AMSTERDAM: Gold prices edged higher on Tuesday drawing strength from rising inflation fears that has rattled financial markets, although concerns over looming US Federal Reserve tapering limited gains. Spot gold rose 0.2% to $1,757.84 per ounce by 0904 GMT, while US gold futures were up 0.1% at $1,757.70.
Risk sentiment in wider financial markets was subdued, as inflation fears triggered by a global energy crunch threatened the economic outlook and drove some investors towards safe-haven assets.
"There's more risk aversion in the market and gold is benefiting from that, coupled with concerns about inflation and cooling of the global economy," Commerzbank analyst Daniel Briesemann said.
If stagflation talks come to the fore increasingly, that should help gold clock $1,900 by year end as interest rates should remain relatively low even if the Fed starts tapering, Briesemann added.
Gold is traditionally seen as an inflation hedge. However, reduced central bank stimulus and interest rate hikes tend to push government bond yields up, translating into a higher opportunity cost for holding gold that pays no interest.
Gold also defied gains in the benchmark US Treasury yields, which hit a peak since early June. The dollar index, on the other hand, was largely steady.
Focus also remains on minutes of the Fed's Sept. 21-22 policy meeting and the consumer price index, both due on Wednesday.
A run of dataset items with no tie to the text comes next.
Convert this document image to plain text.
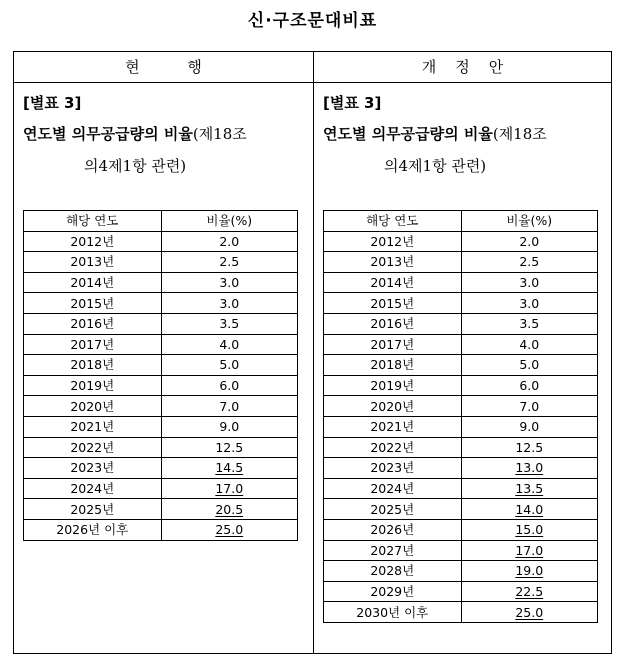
신·구조문대비표
현          행
[별표 3]
연도별 의무공급량의 비율(제18조
의4제1항 관련)
해당 연도	비율(%)
2012년	2.0
2013년	2.5
2014년	3.0
2015년	3.0
2016년	3.5
2017년	4.0
2018년	5.0
2019년	6.0
2020년	7.0
2021년	9.0
2022년	12.5
2023년	14.5
2024년	17.0
2025년	20.5
2026년 이후	25.0
개    정    안
[별표 3]
연도별 의무공급량의 비율(제18조
의4제1항 관련)
해당 연도	비율(%)
2012년	2.0
2013년	2.5
2014년	3.0
2015년	3.0
2016년	3.5
2017년	4.0
2018년	5.0
2019년	6.0
2020년	7.0
2021년	9.0
2022년	12.5
2023년	13.0
2024년	13.5
2025년	14.0
2026년	15.0
2027년	17.0
2028년	19.0
2029년	22.5
2030년 이후	25.0
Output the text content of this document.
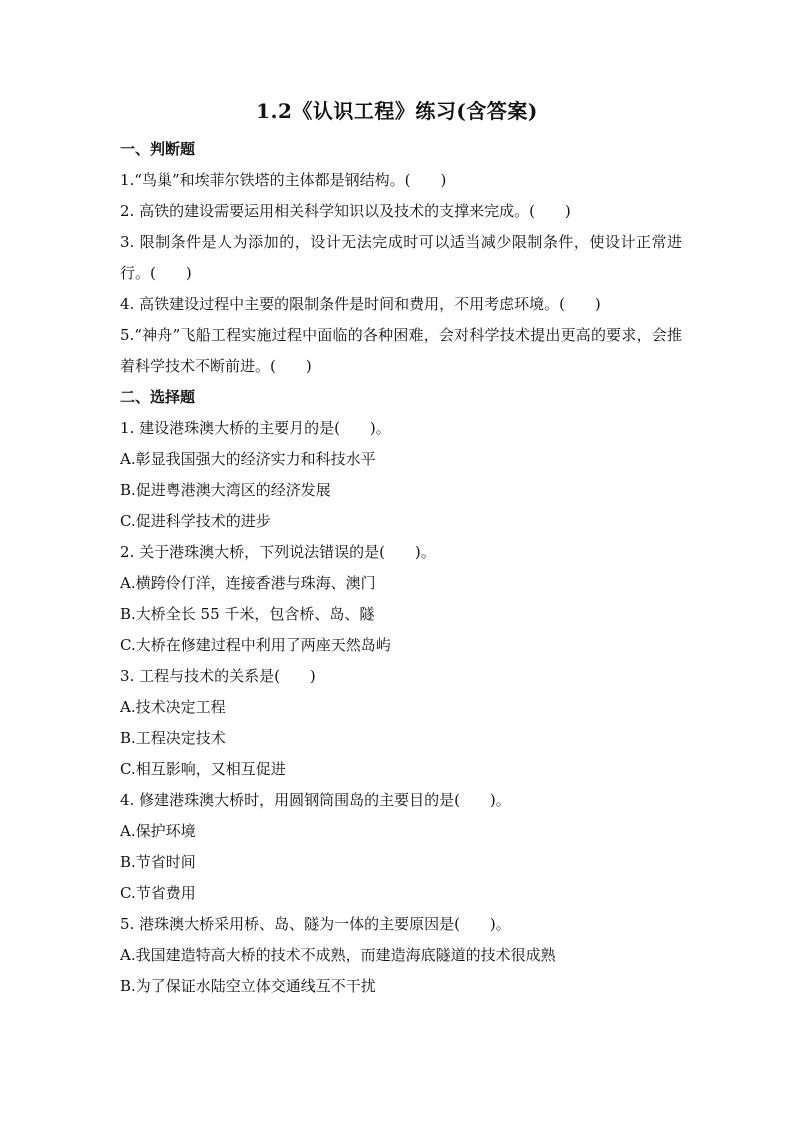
1.2《认识工程》练习(含答案)

一、判断题

1.“鸟巢”和埃菲尔铁塔的主体都是钢结构。(　　)

2. 高铁的建设需要运用相关科学知识以及技术的支撑来完成。(　　)

3. 限制条件是人为添加的，设计无法完成时可以适当减少限制条件，使设计正常进行。(　　)

4. 高铁建设过程中主要的限制条件是时间和费用，不用考虑环境。(　　)

5.“神舟”飞船工程实施过程中面临的各种困难，会对科学技术提出更高的要求，会推着科学技术不断前进。(　　)

二、选择题

1. 建设港珠澳大桥的主要月的是(　　)。

A.彰显我国强大的经济实力和科技水平

B.促进粤港澳大湾区的经济发展

C.促进科学技术的进步

2. 关于港珠澳大桥，下列说法错误的是(　　)。

A.横跨伶仃洋，连接香港与珠海、澳门

B.大桥全长 55 千米，包含桥、岛、隧

C.大桥在修建过程中利用了两座天然岛屿

3. 工程与技术的关系是(　　)

A.技术决定工程

B.工程决定技术

C.相互影响，又相互促进

4. 修建港珠澳大桥时，用圆钢筒围岛的主要目的是(　　)。

A.保护环境

B.节省时间

C.节省费用

5. 港珠澳大桥采用桥、岛、隧为一体的主要原因是(　　)。

A.我国建造特高大桥的技术不成熟，而建造海底隧道的技术很成熟

B.为了保证水陆空立体交通线互不干扰
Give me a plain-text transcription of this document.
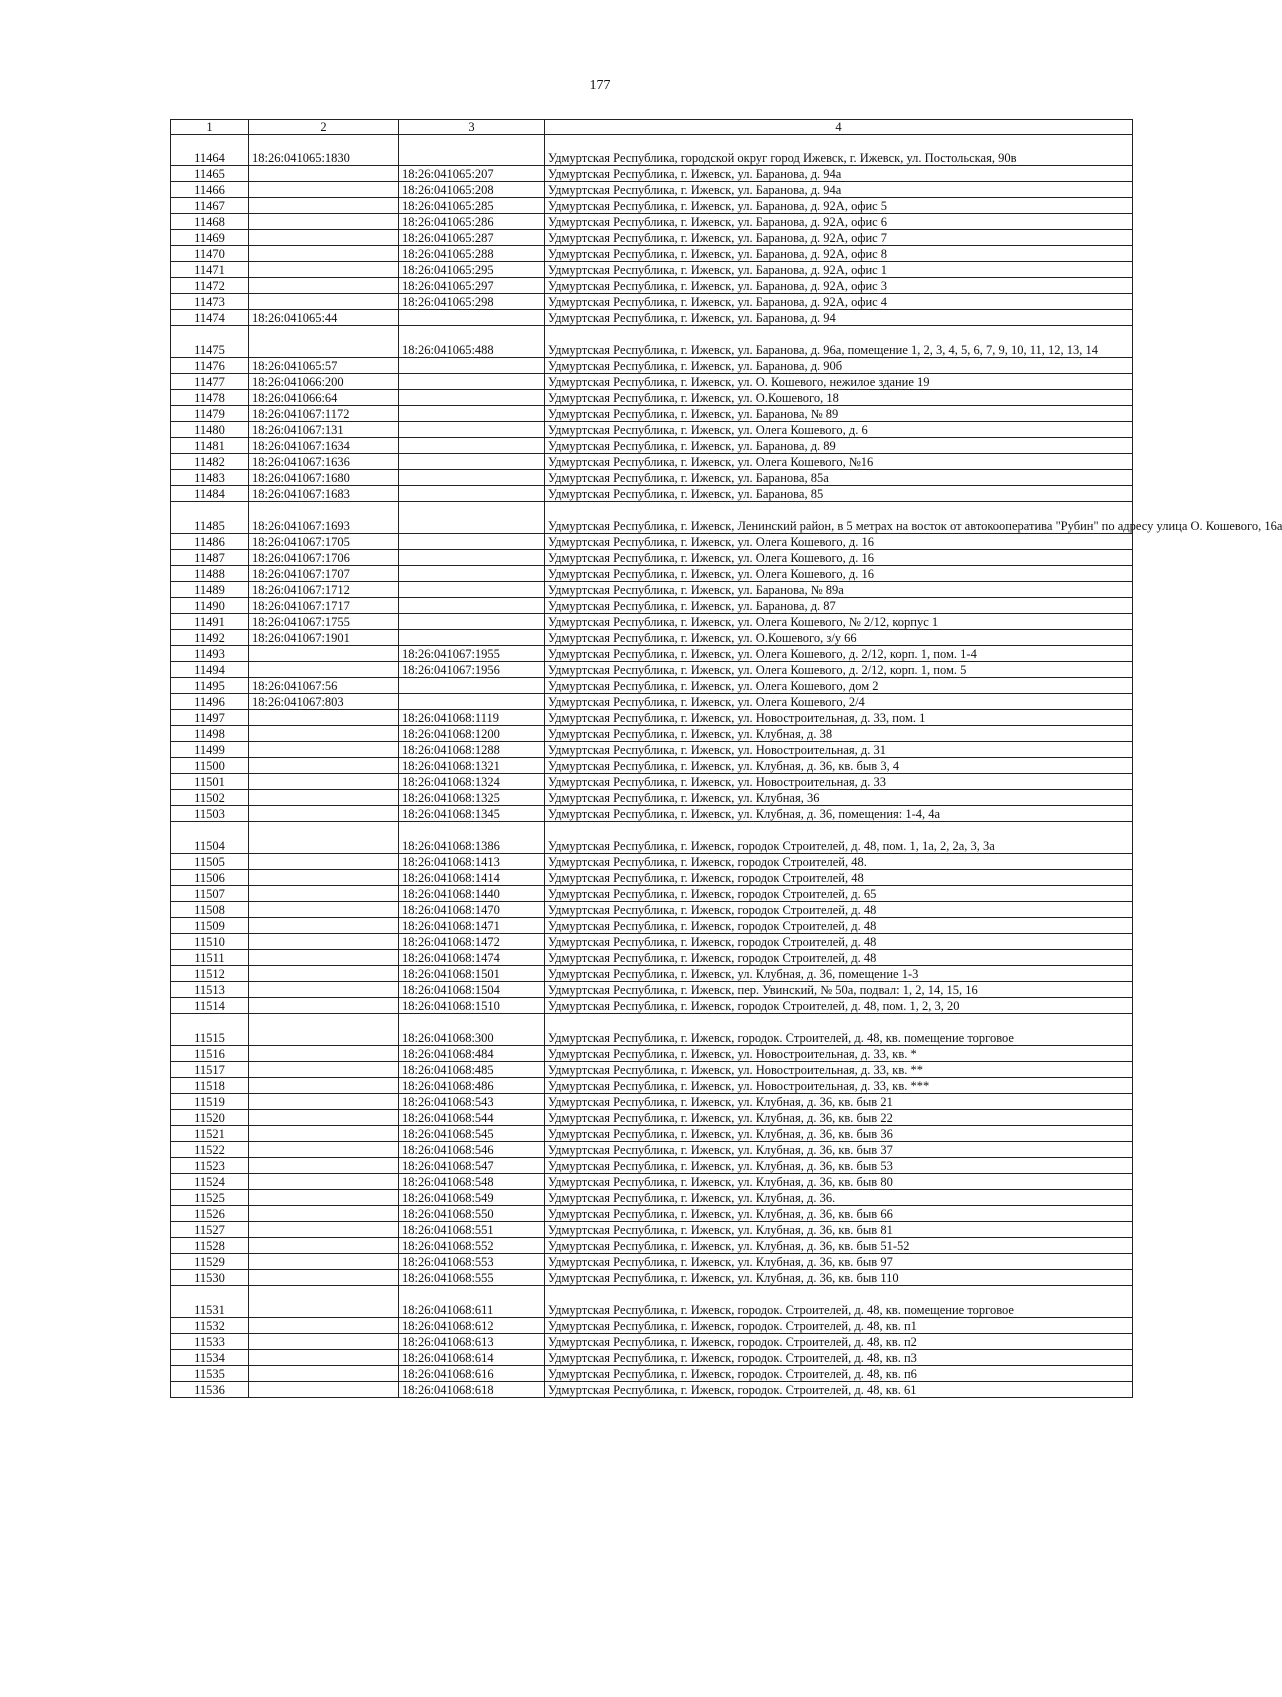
177
1	2	3	4
11464	18:26:041065:1830		Удмуртская Республика, городской округ город Ижевск, г. Ижевск, ул. Постольская, 90в
11465		18:26:041065:207	Удмуртская Республика, г. Ижевск, ул. Баранова, д. 94а
11466		18:26:041065:208	Удмуртская Республика, г. Ижевск, ул. Баранова, д. 94а
11467		18:26:041065:285	Удмуртская Республика, г. Ижевск, ул. Баранова, д. 92А, офис 5
11468		18:26:041065:286	Удмуртская Республика, г. Ижевск, ул. Баранова, д. 92А, офис 6
11469		18:26:041065:287	Удмуртская Республика, г. Ижевск, ул. Баранова, д. 92А, офис 7
11470		18:26:041065:288	Удмуртская Республика, г. Ижевск, ул. Баранова, д. 92А, офис 8
11471		18:26:041065:295	Удмуртская Республика, г. Ижевск, ул. Баранова, д. 92А, офис 1
11472		18:26:041065:297	Удмуртская Республика, г. Ижевск, ул. Баранова, д. 92А, офис 3
11473		18:26:041065:298	Удмуртская Республика, г. Ижевск, ул. Баранова, д. 92А, офис 4
11474	18:26:041065:44		Удмуртская Республика, г. Ижевск, ул. Баранова, д. 94
11475		18:26:041065:488	Удмуртская Республика, г. Ижевск, ул. Баранова, д. 96а, помещение 1, 2, 3, 4, 5, 6, 7, 9, 10, 11, 12, 13, 14
11476	18:26:041065:57		Удмуртская Республика, г. Ижевск, ул. Баранова, д. 90б
11477	18:26:041066:200		Удмуртская Республика, г. Ижевск, ул. О. Кошевого, нежилое здание 19
11478	18:26:041066:64		Удмуртская Республика, г. Ижевск, ул. О.Кошевого, 18
11479	18:26:041067:1172		Удмуртская Республика, г. Ижевск, ул. Баранова, № 89
11480	18:26:041067:131		Удмуртская Республика, г. Ижевск, ул. Олега Кошевого, д. 6
11481	18:26:041067:1634		Удмуртская Республика, г. Ижевск, ул. Баранова, д. 89
11482	18:26:041067:1636		Удмуртская Республика, г. Ижевск, ул. Олега Кошевого, №16
11483	18:26:041067:1680		Удмуртская Республика, г. Ижевск, ул. Баранова, 85а
11484	18:26:041067:1683		Удмуртская Республика, г. Ижевск, ул. Баранова, 85
11485	18:26:041067:1693		Удмуртская Республика, г. Ижевск, Ленинский район, в 5 метрах на восток от автокооператива "Рубин" по адресу улица О. Кошевого, 16а
11486	18:26:041067:1705		Удмуртская Республика, г. Ижевск, ул. Олега Кошевого, д. 16
11487	18:26:041067:1706		Удмуртская Республика, г. Ижевск, ул. Олега Кошевого, д. 16
11488	18:26:041067:1707		Удмуртская Республика, г. Ижевск, ул. Олега Кошевого, д. 16
11489	18:26:041067:1712		Удмуртская Республика, г. Ижевск, ул. Баранова, № 89а
11490	18:26:041067:1717		Удмуртская Республика, г. Ижевск, ул. Баранова, д. 87
11491	18:26:041067:1755		Удмуртская Республика, г. Ижевск, ул. Олега Кошевого, № 2/12, корпус 1
11492	18:26:041067:1901		Удмуртская Республика, г. Ижевск, ул. О.Кошевого, з/у 66
11493		18:26:041067:1955	Удмуртская Республика, г. Ижевск, ул. Олега Кошевого, д. 2/12, корп. 1, пом. 1-4
11494		18:26:041067:1956	Удмуртская Республика, г. Ижевск, ул. Олега Кошевого, д. 2/12, корп. 1, пом. 5
11495	18:26:041067:56		Удмуртская Республика, г. Ижевск, ул. Олега Кошевого, дом 2
11496	18:26:041067:803		Удмуртская Республика, г. Ижевск, ул. Олега Кошевого, 2/4
11497		18:26:041068:1119	Удмуртская Республика, г. Ижевск, ул. Новостроительная, д. 33, пом. 1
11498		18:26:041068:1200	Удмуртская Республика, г. Ижевск, ул. Клубная, д. 38
11499		18:26:041068:1288	Удмуртская Республика, г. Ижевск, ул. Новостроительная, д. 31
11500		18:26:041068:1321	Удмуртская Республика, г. Ижевск, ул. Клубная, д. 36, кв. быв 3, 4
11501		18:26:041068:1324	Удмуртская Республика, г. Ижевск, ул. Новостроительная, д. 33
11502		18:26:041068:1325	Удмуртская Республика, г. Ижевск, ул. Клубная, 36
11503		18:26:041068:1345	Удмуртская Республика, г. Ижевск, ул. Клубная, д. 36, помещения: 1-4, 4а
11504		18:26:041068:1386	Удмуртская Республика, г. Ижевск, городок Строителей, д. 48, пом. 1, 1а, 2, 2а, 3, 3а
11505		18:26:041068:1413	Удмуртская Республика, г. Ижевск, городок Строителей, 48.
11506		18:26:041068:1414	Удмуртская Республика, г. Ижевск, городок Строителей, 48
11507		18:26:041068:1440	Удмуртская Республика, г. Ижевск, городок Строителей, д. 65
11508		18:26:041068:1470	Удмуртская Республика, г. Ижевск, городок Строителей, д. 48
11509		18:26:041068:1471	Удмуртская Республика, г. Ижевск, городок Строителей, д. 48
11510		18:26:041068:1472	Удмуртская Республика, г. Ижевск, городок Строителей, д. 48
11511		18:26:041068:1474	Удмуртская Республика, г. Ижевск, городок Строителей, д. 48
11512		18:26:041068:1501	Удмуртская Республика, г. Ижевск, ул. Клубная, д. 36, помещение 1-3
11513		18:26:041068:1504	Удмуртская Республика, г. Ижевск, пер. Увинский, № 50а, подвал: 1, 2, 14, 15, 16
11514		18:26:041068:1510	Удмуртская Республика, г. Ижевск, городок Строителей, д. 48, пом. 1, 2, 3, 20
11515		18:26:041068:300	Удмуртская Республика, г. Ижевск, городок. Строителей, д. 48, кв. помещение торговое
11516		18:26:041068:484	Удмуртская Республика, г. Ижевск, ул. Новостроительная, д. 33, кв. *
11517		18:26:041068:485	Удмуртская Республика, г. Ижевск, ул. Новостроительная, д. 33, кв. **
11518		18:26:041068:486	Удмуртская Республика, г. Ижевск, ул. Новостроительная, д. 33, кв. ***
11519		18:26:041068:543	Удмуртская Республика, г. Ижевск, ул. Клубная, д. 36, кв. быв 21
11520		18:26:041068:544	Удмуртская Республика, г. Ижевск, ул. Клубная, д. 36, кв. быв 22
11521		18:26:041068:545	Удмуртская Республика, г. Ижевск, ул. Клубная, д. 36, кв. быв 36
11522		18:26:041068:546	Удмуртская Республика, г. Ижевск, ул. Клубная, д. 36, кв. быв 37
11523		18:26:041068:547	Удмуртская Республика, г. Ижевск, ул. Клубная, д. 36, кв. быв 53
11524		18:26:041068:548	Удмуртская Республика, г. Ижевск, ул. Клубная, д. 36, кв. быв 80
11525		18:26:041068:549	Удмуртская Республика, г. Ижевск, ул. Клубная, д. 36.
11526		18:26:041068:550	Удмуртская Республика, г. Ижевск, ул. Клубная, д. 36, кв. быв 66
11527		18:26:041068:551	Удмуртская Республика, г. Ижевск, ул. Клубная, д. 36, кв. быв 81
11528		18:26:041068:552	Удмуртская Республика, г. Ижевск, ул. Клубная, д. 36, кв. быв 51-52
11529		18:26:041068:553	Удмуртская Республика, г. Ижевск, ул. Клубная, д. 36, кв. быв 97
11530		18:26:041068:555	Удмуртская Республика, г. Ижевск, ул. Клубная, д. 36, кв. быв 110
11531		18:26:041068:611	Удмуртская Республика, г. Ижевск, городок. Строителей, д. 48, кв. помещение торговое
11532		18:26:041068:612	Удмуртская Республика, г. Ижевск, городок. Строителей, д. 48, кв. п1
11533		18:26:041068:613	Удмуртская Республика, г. Ижевск, городок. Строителей, д. 48, кв. п2
11534		18:26:041068:614	Удмуртская Республика, г. Ижевск, городок. Строителей, д. 48, кв. п3
11535		18:26:041068:616	Удмуртская Республика, г. Ижевск, городок. Строителей, д. 48, кв. п6
11536		18:26:041068:618	Удмуртская Республика, г. Ижевск, городок. Строителей, д. 48, кв. 61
Economic data will be closely watched for the health of global economy and signs of prolonged stagflation could push gold towards $1,800, said Harshal Barot, a senior research consultant for South Asia at Metals Focus.
Spot silver rose 0.1% to $22.58 per ounce, and platinum gained 0.6% at $1,014.23. Palladium inched 0.1% higher to $2,113.46, having hit its highest since Sept. 10 at $2,182.67 on Monday.